The creek from Fayetteville to its confluence with Back Creek near Williamson is very polluted from farm runoff. Over the past 30 years there has been a steady decline in the number of available native fish species, such as yellow perch, eel, horned chub, calico bass, rock bass, and white sucker, and overall water quality due to sediment collection on the bottom, thereby severely limiting the ability of these native species to spawn. This in turn has made parts of the lower East Branch ideal for catching huge crayfish at night; however, the food value of this species, due to pollution, is dubious at best.

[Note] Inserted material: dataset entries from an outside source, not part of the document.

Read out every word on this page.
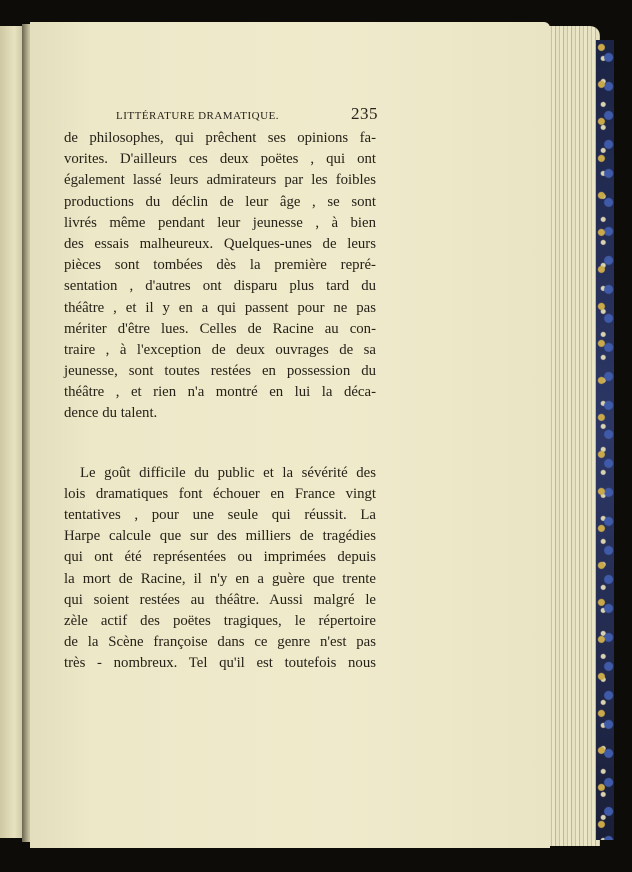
LITTÉRATURE DRAMATIQUE.	235
de philosophes, qui prêchent ses opinions fa-
vorites. D'ailleurs ces deux poëtes , qui ont
également lassé leurs admirateurs par les foibles
productions du déclin de leur âge , se sont
livrés même pendant leur jeunesse , à bien
des essais malheureux. Quelques-unes de leurs
pièces sont tombées dès la première repré-
sentation , d'autres ont disparu plus tard du
théâtre , et il y en a qui passent pour ne pas
mériter d'être lues. Celles de Racine au con-
traire , à l'exception de deux ouvrages de sa
jeunesse, sont toutes restées en possession du
théâtre , et rien n'a montré en lui la déca-
dence du talent.
Le goût difficile du public et la sévérité des
lois dramatiques font échouer en France vingt
tentatives , pour une seule qui réussit. La
Harpe calcule que sur des milliers de tragédies
qui ont été représentées ou imprimées depuis
la mort de Racine, il n'y en a guère que trente
qui soient restées au théâtre. Aussi malgré le
zèle actif des poëtes tragiques, le répertoire
de la Scène françoise dans ce genre n'est pas
très - nombreux. Tel qu'il est toutefois nous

== West Branch Conococheague Creek ==
The West Branch Conococheague Creek flows for 60.0 mi, almost the entire length of western Franklin County, before joining the main branch near the borough of Greencastle. The West Branch is the more pure of the two, owing mostly to the fact that a large portion of it runs through wilderness, making for very fine smallmouth bass, warmouth and rock bass fishing. However, there are a few small sewage treatment plants on the lower West Branch, starting at Fort Loudon, that make the lower West Branch less hospitable to native species' spawning. Northern pike and pickerel have been caught in the creek.

The West Branch flows southwest along the Tuscarora Trail to around Fort Loudon, then turns south, and finally southeast, joining the main stem 8.2 km north of the Mason–Dixon line.

The Bridge in Metal Township crosses the West Branch Conococheague Creek at Metal Township in Franklin County, Pennsylvania. It was listed on the National Register of Historic Places in 1988.

==Main stem below the West Branch==
Conococheague Creek continues south into Maryland and enters the Potomac near Williamsport, where the Great Philadelphia Wagon Road crossed the river at William's Ferry, continuing on to Winchester, Virginia. The crossing is where Braddock's forces crossed the Potomac after leaving Frederick on their way to Winchester. The Tuscarora Trail crosses the Conococheague.